A motor dealer in Surrey bought two of these black V12 E-types, numbers 2823 and 2845, presumably at a trader’s discount price of 17% under the list price. He salted them away, unregistered, unused and brand new, and kept them in an air-conditioned showroom. He is now offering them for sale at around £25,000 each!
Having driven the very last E-type V12, Registered Number HDU555N when it left the production line I wept no tears at the end of the E-type, for by 1975 it was terribly dated. The V12 engine was fabulous, but the rest of the car could not cope with it. If you used the potential of the 5.3-litre V12 engine you soon ran out of brakes, the road-holding was sadly lacking, the steering was only just adequate and the whole car was very old-fashioned in its manner of going, though still a super car to look at. Tempering one’s driving style to suit the car, as regards a feeling of personal safety and well-being, I found that one was using the potential of a good 4.2-litre 6-cylinder E-type (like the one I was using at the time). When I returned the V12 roadster to the factory I said I thought the engine was terrific but it needed a new car around it. The Jaguar men just smiled and said nothing, for they knew they had the XJ-S coupe about to go into production. As we now know the XJ-S can use the potential of the 5.3-litre V12 Jaguar engine in all respects, and after you’ve driven one you know it is a good car.
The Series III V12 E-type was really only stop-gap model used to get the V12 engine into production before it went into volume production for the XJ saloon and the XJ-S coupe. In effect the V12 E-type was a test-bed for the production engineer at Jaguar cars, otherwise the E-type would have ended with the Series II 4.2-litre 6-cylinder. It had been in production for over ten years before it became dated which is the sign of a successful car.
The Surrey motor dealers who want £25,000 for a car they bought for under £4,000 four years ago are obviously not looking for a motorist as a customer. Anyone who knows about motoring would buy an XJ-S coupe for a lot less money and have enough left over to pay for using it for 50,000 miles or more. You could even buy a Porsche 928 and have money left over.

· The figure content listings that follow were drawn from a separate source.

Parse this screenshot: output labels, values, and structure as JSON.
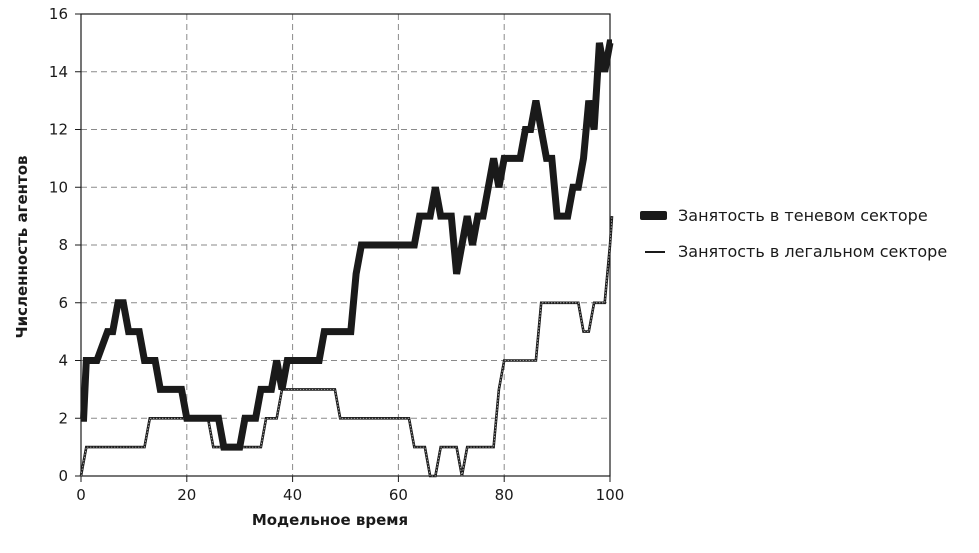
{
  "chart_data": {
    "type": "line",
    "title": "",
    "xlabel": "Модельное время",
    "ylabel": "Численность агентов",
    "xlim": [
      0,
      100
    ],
    "ylim": [
      0,
      16
    ],
    "x_ticks": [
      0,
      20,
      40,
      60,
      80,
      100
    ],
    "y_ticks": [
      0,
      2,
      4,
      6,
      8,
      10,
      12,
      14,
      16
    ],
    "grid": true,
    "legend_position": "right",
    "series": [
      {
        "name": "Занятость в теневом секторе",
        "color": "#1a1a1a",
        "style": "thick",
        "points": [
          [
            0,
            2
          ],
          [
            0.5,
            2
          ],
          [
            1,
            4
          ],
          [
            3,
            4
          ],
          [
            5,
            5
          ],
          [
            6,
            5
          ],
          [
            7,
            6
          ],
          [
            8,
            6
          ],
          [
            9,
            5
          ],
          [
            11,
            5
          ],
          [
            12,
            4
          ],
          [
            13,
            4
          ],
          [
            14,
            4
          ],
          [
            15,
            3
          ],
          [
            17,
            3
          ],
          [
            18,
            3
          ],
          [
            19,
            3
          ],
          [
            20,
            2
          ],
          [
            23,
            2
          ],
          [
            25,
            2
          ],
          [
            26,
            2
          ],
          [
            27,
            1
          ],
          [
            29,
            1
          ],
          [
            30,
            1
          ],
          [
            31,
            2
          ],
          [
            33,
            2
          ],
          [
            34,
            3
          ],
          [
            36,
            3
          ],
          [
            37,
            4
          ],
          [
            38,
            3
          ],
          [
            39,
            4
          ],
          [
            45,
            4
          ],
          [
            46,
            5
          ],
          [
            51,
            5
          ],
          [
            52,
            7
          ],
          [
            53,
            8
          ],
          [
            63,
            8
          ],
          [
            64,
            9
          ],
          [
            66,
            9
          ],
          [
            67,
            10
          ],
          [
            68,
            9
          ],
          [
            69,
            9
          ],
          [
            70,
            9
          ],
          [
            71,
            7
          ],
          [
            72,
            8
          ],
          [
            73,
            9
          ],
          [
            74,
            8
          ],
          [
            75,
            9
          ],
          [
            76,
            9
          ],
          [
            77,
            10
          ],
          [
            78,
            11
          ],
          [
            79,
            10
          ],
          [
            80,
            11
          ],
          [
            83,
            11
          ],
          [
            84,
            12
          ],
          [
            85,
            12
          ],
          [
            86,
            13
          ],
          [
            87,
            12
          ],
          [
            88,
            11
          ],
          [
            89,
            11
          ],
          [
            90,
            9
          ],
          [
            92,
            9
          ],
          [
            93,
            10
          ],
          [
            94,
            10
          ],
          [
            95,
            11
          ],
          [
            96,
            13
          ],
          [
            97,
            12
          ],
          [
            98,
            15
          ],
          [
            99,
            14
          ],
          [
            100,
            15
          ],
          [
            101,
            15
          ]
        ]
      },
      {
        "name": "Занятость в легальном секторе",
        "color": "#1a1a1a",
        "style": "thin",
        "points": [
          [
            0,
            0
          ],
          [
            1,
            1
          ],
          [
            12,
            1
          ],
          [
            13,
            2
          ],
          [
            24,
            2
          ],
          [
            25,
            1
          ],
          [
            34,
            1
          ],
          [
            35,
            2
          ],
          [
            37,
            2
          ],
          [
            38,
            3
          ],
          [
            48,
            3
          ],
          [
            49,
            2
          ],
          [
            62,
            2
          ],
          [
            63,
            1
          ],
          [
            65,
            1
          ],
          [
            66,
            0
          ],
          [
            67,
            0
          ],
          [
            68,
            1
          ],
          [
            71,
            1
          ],
          [
            72,
            0
          ],
          [
            73,
            1
          ],
          [
            78,
            1
          ],
          [
            79,
            3
          ],
          [
            80,
            4
          ],
          [
            86,
            4
          ],
          [
            87,
            6
          ],
          [
            94,
            6
          ],
          [
            95,
            5
          ],
          [
            96,
            5
          ],
          [
            97,
            6
          ],
          [
            99,
            6
          ],
          [
            100,
            8
          ],
          [
            101,
            9
          ]
        ]
      }
    ]
  }
}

Are “collectors” lunatics, clever, dishonest, good business men, endowed with more money than brains, or perhaps they don’t really exist, except in the imagination of the motor dealers? If these two nondescript cars from the final batch of 50 E-types are worth £25,000 each to the dealers, then one wonders what the Trade would ask if they could get their hands on HDU555N, the very last production E-type Jaguar – D. S. J.